A novel reverse transcriptase is designed to offer a more complete view of the transcriptome by overcoming decades-old technical hurdles in sample preparation.
By Alyx Arnett
While the speed and power of sequencing hardware have advanced, a critical step in RNA analysis has remained a significant bottleneck. RNA sequencing (RNA-seq) workflows have long relied on retroviral reverse transcriptases (RTs), such as MMLV, to convert RNA into complementary DNA (cDNA) for analysis. However, these conventional enzymes possess inherent limitations that can lead to an incomplete and biased picture of the transcriptome, according to Ryan Muldoon, co-founder and CEO of RNAConnect.
These enzymes are distributive by nature, meaning they frequently detach from and reattach to RNA templates. This process can result in incomplete cDNA copies, especially for long transcripts. Furthermore, Muldoon says conventional RTs often stall or fall off when encountering complex secondary structures or GC-rich regions in the RNA, causing these areas to be underrepresented in the final sequencing data. To overcome this, labs often resort to heating samples, but this can degrade the very RNA they are trying to analyze, says Muldoon.
A new enzyme class engineered for ultra-processivity aims to solve these long-standing challenges. According to Muldoon, whose company has developed one such enzyme, the goal is to provide a more faithful representation of the biological sample. “We’re excited to be able to help advance the field with our new enzymes,” Muldoon says, noting that recent data shows the technology enables “visibility into new sections of the transcriptome.”

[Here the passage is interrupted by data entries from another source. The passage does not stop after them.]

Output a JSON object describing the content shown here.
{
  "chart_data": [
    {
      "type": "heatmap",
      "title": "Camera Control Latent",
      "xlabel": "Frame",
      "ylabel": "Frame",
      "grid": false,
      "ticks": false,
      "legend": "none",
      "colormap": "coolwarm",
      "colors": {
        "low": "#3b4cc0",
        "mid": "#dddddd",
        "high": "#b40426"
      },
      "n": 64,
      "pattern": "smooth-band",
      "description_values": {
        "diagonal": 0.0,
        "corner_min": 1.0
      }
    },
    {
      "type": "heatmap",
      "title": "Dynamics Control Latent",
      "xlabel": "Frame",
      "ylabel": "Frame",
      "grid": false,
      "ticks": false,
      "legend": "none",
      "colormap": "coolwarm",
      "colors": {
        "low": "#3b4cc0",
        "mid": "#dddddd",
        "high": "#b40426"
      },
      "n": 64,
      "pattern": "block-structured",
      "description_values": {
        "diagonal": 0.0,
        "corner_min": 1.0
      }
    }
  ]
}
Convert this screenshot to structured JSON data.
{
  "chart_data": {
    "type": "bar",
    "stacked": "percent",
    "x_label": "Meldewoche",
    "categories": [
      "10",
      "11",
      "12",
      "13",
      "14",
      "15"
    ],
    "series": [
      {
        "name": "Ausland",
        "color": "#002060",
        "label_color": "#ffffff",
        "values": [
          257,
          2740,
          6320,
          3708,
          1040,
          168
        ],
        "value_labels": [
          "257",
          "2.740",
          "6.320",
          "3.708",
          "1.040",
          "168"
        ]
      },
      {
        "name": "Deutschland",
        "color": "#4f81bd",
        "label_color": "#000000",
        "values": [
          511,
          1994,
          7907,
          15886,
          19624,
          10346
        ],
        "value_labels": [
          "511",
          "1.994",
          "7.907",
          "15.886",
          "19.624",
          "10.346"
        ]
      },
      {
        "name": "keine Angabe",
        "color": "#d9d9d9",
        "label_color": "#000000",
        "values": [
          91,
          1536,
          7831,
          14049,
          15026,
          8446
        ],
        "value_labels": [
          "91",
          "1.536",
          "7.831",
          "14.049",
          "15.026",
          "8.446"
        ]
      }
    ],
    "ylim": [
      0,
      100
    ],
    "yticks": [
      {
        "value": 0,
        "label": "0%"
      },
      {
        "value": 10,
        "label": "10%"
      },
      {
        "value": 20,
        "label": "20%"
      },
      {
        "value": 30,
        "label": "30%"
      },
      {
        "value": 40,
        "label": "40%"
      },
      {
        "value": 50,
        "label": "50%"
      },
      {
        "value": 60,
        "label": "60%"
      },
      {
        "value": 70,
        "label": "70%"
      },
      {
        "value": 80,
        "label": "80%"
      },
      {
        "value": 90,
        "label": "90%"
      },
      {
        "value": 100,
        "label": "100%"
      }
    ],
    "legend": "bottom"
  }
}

Overcoming Technical Hurdles
RNAConnect’s new enzyme, UltraMarathonRT, is a Group II intron–derived reverse transcriptase designed to copy RNA transcripts from end to end in a single pass. Unlike retroviral RTs, it possesses an intrinsic helicase activity that allows it to unwind complex RNA structures without the need for high temperatures, says Muldoon. This enables it to work effectively at ambient temperatures, preserving sample integrity by avoiding heat-induced RNA degradation.
Muldoon says that this single-pass mechanism and ability to navigate structured regions address the primary sources of bias in traditional RNA-seq library preparation. By reducing stalls and generating full-length cDNAs, the enzyme produces a more even gene-body coverage and reduces the common three-prime bias that can skew quantification, particularly for long or complex transcripts.
Unlocking New Biological Insights
The improved data quality may allow laboratories to detect signals that might otherwise be missed. According to Muldoon, benchmarking studies have shown the technology can identify thousands more coding genes compared to MMLV-based protocols. It also enhances the detection of long, structured noncoding RNAs (lncRNAs), retained introns, and rare isoforms that are often lost during conventional cDNA synthesis.
This increased sensitivity, says Muldoon, extends to a broader dynamic range for gene quantification and improved coverage of mitochondrial transcripts. The ability to generate full-length cDNA provides clearer end-to-end isoform definitions, which are critical for accurate analysis of alternative splicing, promoter usage, and UTRs, says Muldoon, adding that this deeper view of the transcriptome may open the door for more comprehensive biological discovery.
Clinical and Research Applications
The ability to reliably detect rare isoforms or low-abundance lncRNAs could uncover novel markers tied to disease states. For cancer research, the technology can improve the detection of gene fusions and isoform-based biomarkers, Muldoon says.
He adds that other impactful areas include drug development, where researchers can better track splice-variant shifts and off-target transcript effects. The enzyme is also well-suited for quality control in the development of RNA therapeutics, allowing for precise assessment of product integrity and potential isoform contaminants. For labs working on single-cell studies, Muldoon says the ability to detect more genes and isoforms per cell is critical for applications like lineage tracing and detailed mitochondrial profiling.
According to Muldoon, the enzyme can be integrated into many existing workflows as a replacement for conventional RTs with minimal protocol edits. “While this is a new enzyme and there are many RNA-seq applications where additional optimization is needed, we are aggressively launching optimized kits that can be used for many of these applications,” Muldoon says.